In recent years, the U.S. Supreme Court has created a new field of evolving case law regarding the Sixth Amendment’s confrontation clause (the criminal defendant’s right “to be confronted with the witnesses against him”). This right was given new life in the 2004 Crawford decision, and the high court has been clarifying (or muddying, depending on your perspective) the contours of this right ever since.
One line of cases deals with how the results of scientific tests (like drug analysis or DNA profiles) can be used properly at trial. These are Melendez-Diaz (2009, decided 5-4), Bullcoming (2011, 5-4), and Williams (2012, 4-1-4 and downright confusing). A full explanation of these cases would be too long. But to simplify, the current Supreme Court seems to have (with the occasional qualification):
- four justices (Roberts, Kennedy, Breyer, Alito) who would make an exception to the confrontation clause for scientific tests;
- four justices (Scalia, Ginsburg, Sotomayor, Kagan) who tend to rule that the specific analyst who performed the test must be present to testify; and
- one justice (Thomas) who bases his rulings on whether each out-of-court analysis counts as “formalized testimonial material.”
In Melendez-Diaz and Bullcoming, the view of the latter four (plus the one) prevailed. The analysts (drug and blood alcohol, respectively) had to come to court, testify, and be cross-examined about the tests they performed; otherwise, the results could not be used. This was a fairly clear rule… until Williams, in which a DNA expert was allowed to testify to the results of a test that she did not do herself.
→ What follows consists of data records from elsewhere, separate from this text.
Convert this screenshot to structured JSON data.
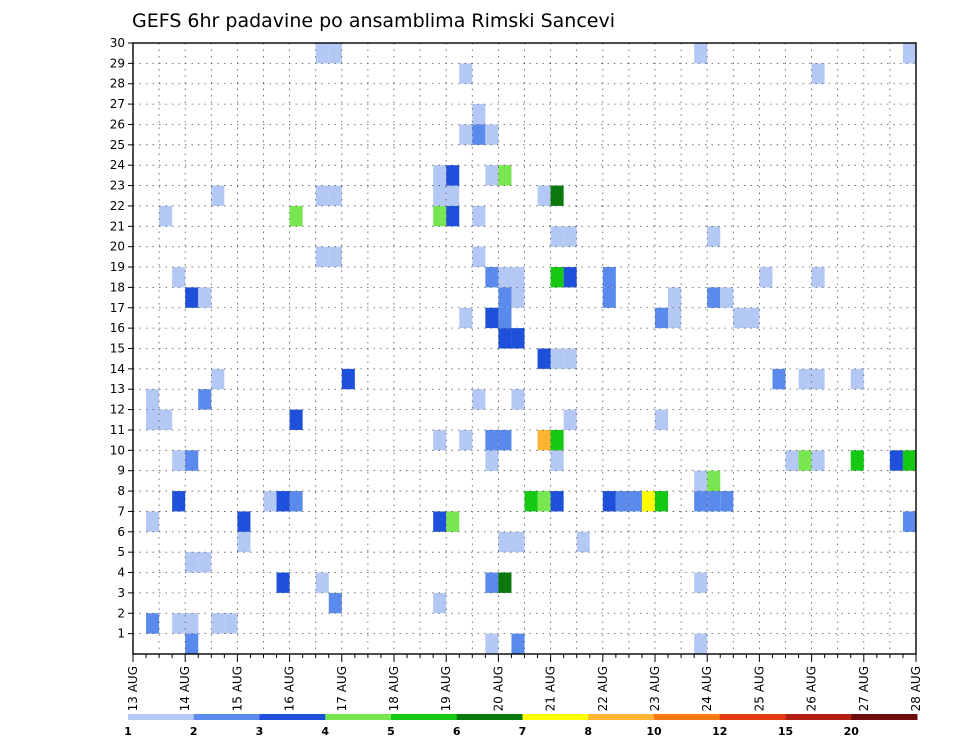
{
  "chart_data": {
    "type": "heatmap",
    "title": "GEFS 6hr padavine po ansamblima Rimski Sancevi",
    "xlabel": "",
    "ylabel": "",
    "x_tick_labels": [
      "13 AUG",
      "14 AUG",
      "15 AUG",
      "16 AUG",
      "17 AUG",
      "18 AUG",
      "19 AUG",
      "20 AUG",
      "21 AUG",
      "22 AUG",
      "23 AUG",
      "24 AUG",
      "25 AUG",
      "26 AUG",
      "27 AUG",
      "28 AUG"
    ],
    "y_tick_labels": [
      "1",
      "2",
      "3",
      "4",
      "5",
      "6",
      "7",
      "8",
      "9",
      "10",
      "11",
      "12",
      "13",
      "14",
      "15",
      "16",
      "17",
      "18",
      "19",
      "20",
      "21",
      "22",
      "23",
      "24",
      "25",
      "26",
      "27",
      "28",
      "29",
      "30"
    ],
    "time_range_days": [
      0,
      15
    ],
    "member_range": [
      0,
      30
    ],
    "time_step_days": 0.25,
    "grid": true,
    "colorbar": {
      "tick_labels": [
        "1",
        "2",
        "3",
        "4",
        "5",
        "6",
        "7",
        "8",
        "10",
        "12",
        "15",
        "20"
      ],
      "colors": [
        "#b4c8f5",
        "#5a8aec",
        "#1e50dc",
        "#78e650",
        "#14c814",
        "#0a780a",
        "#ffff00",
        "#ffb432",
        "#ff7814",
        "#e63c14",
        "#b41e14",
        "#6e0a0a"
      ],
      "placement": "bottom"
    },
    "cells_note_format": "[day_offset_from_13_AUG_00Z, member, precip_mm]",
    "cells": [
      [
        0.25,
        1,
        2.5
      ],
      [
        0.75,
        1,
        1.5
      ],
      [
        1.0,
        1,
        1.5
      ],
      [
        1.5,
        1,
        1.5
      ],
      [
        1.75,
        1,
        1.5
      ],
      [
        1.0,
        0,
        2.5
      ],
      [
        6.75,
        0,
        1.5
      ],
      [
        7.25,
        0,
        2.5
      ],
      [
        10.75,
        0,
        1.5
      ],
      [
        3.75,
        2,
        2.5
      ],
      [
        5.75,
        2,
        1.5
      ],
      [
        2.75,
        3,
        3.5
      ],
      [
        3.5,
        3,
        1.5
      ],
      [
        6.75,
        3,
        2.5
      ],
      [
        7.0,
        3,
        6.5
      ],
      [
        10.75,
        3,
        1.5
      ],
      [
        1.0,
        4,
        1.5
      ],
      [
        1.25,
        4,
        1.5
      ],
      [
        2.0,
        5,
        1.5
      ],
      [
        7.0,
        5,
        1.5
      ],
      [
        7.25,
        5,
        1.5
      ],
      [
        8.5,
        5,
        1.5
      ],
      [
        0.25,
        6,
        1.5
      ],
      [
        2.0,
        6,
        3.5
      ],
      [
        5.75,
        6,
        3.5
      ],
      [
        6.0,
        6,
        4.5
      ],
      [
        14.75,
        6,
        2.5
      ],
      [
        0.75,
        7,
        3.5
      ],
      [
        2.5,
        7,
        1.5
      ],
      [
        2.75,
        7,
        3.5
      ],
      [
        3.0,
        7,
        2.5
      ],
      [
        7.5,
        7,
        5.5
      ],
      [
        7.75,
        7,
        4.5
      ],
      [
        8.0,
        7,
        3.5
      ],
      [
        9.0,
        7,
        3.5
      ],
      [
        9.25,
        7,
        2.5
      ],
      [
        9.5,
        7,
        2.5
      ],
      [
        9.75,
        7,
        7.5
      ],
      [
        10.0,
        7,
        5.5
      ],
      [
        10.75,
        7,
        2.5
      ],
      [
        11.0,
        7,
        2.5
      ],
      [
        11.25,
        7,
        2.5
      ],
      [
        10.75,
        8,
        1.5
      ],
      [
        11.0,
        8,
        4.5
      ],
      [
        0.75,
        9,
        1.5
      ],
      [
        1.0,
        9,
        2.5
      ],
      [
        6.75,
        9,
        1.5
      ],
      [
        8.0,
        9,
        1.5
      ],
      [
        12.5,
        9,
        1.5
      ],
      [
        12.75,
        9,
        4.5
      ],
      [
        13.0,
        9,
        1.5
      ],
      [
        13.75,
        9,
        5.5
      ],
      [
        14.5,
        9,
        3.5
      ],
      [
        14.75,
        9,
        5.5
      ],
      [
        5.75,
        10,
        1.5
      ],
      [
        6.25,
        10,
        1.5
      ],
      [
        6.75,
        10,
        2.5
      ],
      [
        7.0,
        10,
        2.5
      ],
      [
        7.75,
        10,
        8.5
      ],
      [
        8.0,
        10,
        5.5
      ],
      [
        0.25,
        11,
        1.5
      ],
      [
        0.5,
        11,
        1.5
      ],
      [
        3.0,
        11,
        3.5
      ],
      [
        8.25,
        11,
        1.5
      ],
      [
        10.0,
        11,
        1.5
      ],
      [
        0.25,
        12,
        1.5
      ],
      [
        1.25,
        12,
        2.5
      ],
      [
        6.5,
        12,
        1.5
      ],
      [
        7.25,
        12,
        1.5
      ],
      [
        1.5,
        13,
        1.5
      ],
      [
        4.0,
        13,
        3.5
      ],
      [
        12.25,
        13,
        2.5
      ],
      [
        12.75,
        13,
        1.5
      ],
      [
        13.0,
        13,
        1.5
      ],
      [
        13.75,
        13,
        1.5
      ],
      [
        7.75,
        14,
        3.5
      ],
      [
        8.0,
        14,
        1.5
      ],
      [
        8.25,
        14,
        1.5
      ],
      [
        7.0,
        15,
        3.5
      ],
      [
        7.25,
        15,
        3.5
      ],
      [
        6.25,
        16,
        1.5
      ],
      [
        6.75,
        16,
        3.5
      ],
      [
        7.0,
        16,
        2.5
      ],
      [
        10.0,
        16,
        2.5
      ],
      [
        10.25,
        16,
        1.5
      ],
      [
        11.5,
        16,
        1.5
      ],
      [
        11.75,
        16,
        1.5
      ],
      [
        1.0,
        17,
        3.5
      ],
      [
        1.25,
        17,
        1.5
      ],
      [
        7.0,
        17,
        2.5
      ],
      [
        7.25,
        17,
        1.5
      ],
      [
        9.0,
        17,
        2.5
      ],
      [
        10.25,
        17,
        1.5
      ],
      [
        11.0,
        17,
        2.5
      ],
      [
        11.25,
        17,
        1.5
      ],
      [
        0.75,
        18,
        1.5
      ],
      [
        6.75,
        18,
        2.5
      ],
      [
        7.0,
        18,
        1.5
      ],
      [
        7.25,
        18,
        1.5
      ],
      [
        8.0,
        18,
        5.5
      ],
      [
        8.25,
        18,
        3.5
      ],
      [
        9.0,
        18,
        2.5
      ],
      [
        12.0,
        18,
        1.5
      ],
      [
        13.0,
        18,
        1.5
      ],
      [
        3.5,
        19,
        1.5
      ],
      [
        3.75,
        19,
        1.5
      ],
      [
        6.5,
        19,
        1.5
      ],
      [
        8.0,
        20,
        1.5
      ],
      [
        8.25,
        20,
        1.5
      ],
      [
        11.0,
        20,
        1.5
      ],
      [
        0.5,
        21,
        1.5
      ],
      [
        3.0,
        21,
        4.5
      ],
      [
        5.75,
        21,
        4.5
      ],
      [
        6.0,
        21,
        3.5
      ],
      [
        6.5,
        21,
        1.5
      ],
      [
        1.5,
        22,
        1.5
      ],
      [
        3.5,
        22,
        1.5
      ],
      [
        3.75,
        22,
        1.5
      ],
      [
        5.75,
        22,
        1.5
      ],
      [
        6.0,
        22,
        1.5
      ],
      [
        7.75,
        22,
        1.5
      ],
      [
        8.0,
        22,
        6.5
      ],
      [
        5.75,
        23,
        1.5
      ],
      [
        6.0,
        23,
        3.5
      ],
      [
        6.75,
        23,
        1.5
      ],
      [
        7.0,
        23,
        4.5
      ],
      [
        6.25,
        25,
        1.5
      ],
      [
        6.5,
        25,
        2.5
      ],
      [
        6.75,
        25,
        1.5
      ],
      [
        6.5,
        26,
        1.5
      ],
      [
        6.25,
        28,
        1.5
      ],
      [
        13.0,
        28,
        1.5
      ],
      [
        3.5,
        29,
        1.5
      ],
      [
        3.75,
        29,
        1.5
      ],
      [
        10.75,
        29,
        1.5
      ],
      [
        14.75,
        29,
        1.5
      ]
    ]
  }
}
Here, the other four justices wrote a non-controlling plurality opinion, holding that the DNA test was being admitted not as evidence of the defendant’s guilt, but only as the basis for the expert’s opinion. The five remaining justices thought this justification was nonsense: of course the DNA test was being treated as substantive evidence against the defendant. But because Justice Thomas also wrote separately that the DNA test was not “formalized testimonial material”, the result was that five justices held that the analysis was admissible. So, with no controlling justification coming out of Williams, the state of the law is extremely confusing.
With this backdrop, the North Carolina Supreme Court concluded its term last month with seven decisions about drug analysis. The justices on this court are also closely divided on the issue, 4-3. But the controlling opinion (in the lead case, Ortiz-Zape) was that an independent expert could “present an independent opinion obtained through his or her own analysis [as long as it was] not merely ‘surrogate testimony’ parroting otherwise inadmissible statements.” (The other opinions can be found here.)
As a result, in most of the seven cases the NC Supreme Court looked at, the expert’s testimony was permitted, even though the testimony described the results of tests that the expert did not perform him- or herself. According to the majority, the defense has the right to cross-examine this witness, and this would include establishing, for example, that the witness did not actually run the test, and is only assuming that another analyst did the test correctly. As long as the witness engages in this rhetorical dance (giving an “independent opinion” assuming the tests were done correctly), the results of the test may be described as the basis for the expert’s opinion.
This reasoning aligns with the four-justice plurality in Williams. But would five justices of the US Supreme Court buy it? I think this is unclear, but my opinion is, probably not. In my view, the NC cases are unlike Williams, in part because the drug analyses were done specifically for proving the guilt of a specific defendant. By contrast, in Williams, the plurality noted (in an alternative holding) that the original DNA profile was generated without a specific suspect in mind; the potential for misconduct is much less in such a situation. This angle also seemed to influence Justice Thomas’s holding that the original DNA profile was not a “formalized testimonial” statement.
Similar stories are playing out in each jurisdiction across the country right now. For now, the state of the law in North Carolina is that an expert scientific witness can give an “independent opinion” based on tests done by other analysts, even if those analysts do not come to court and present their results.
Emphasis on “for now.” Eventually, the U.S. Supreme Court will have to address these questions again. I think that they will be confronted with issues like this for years to come.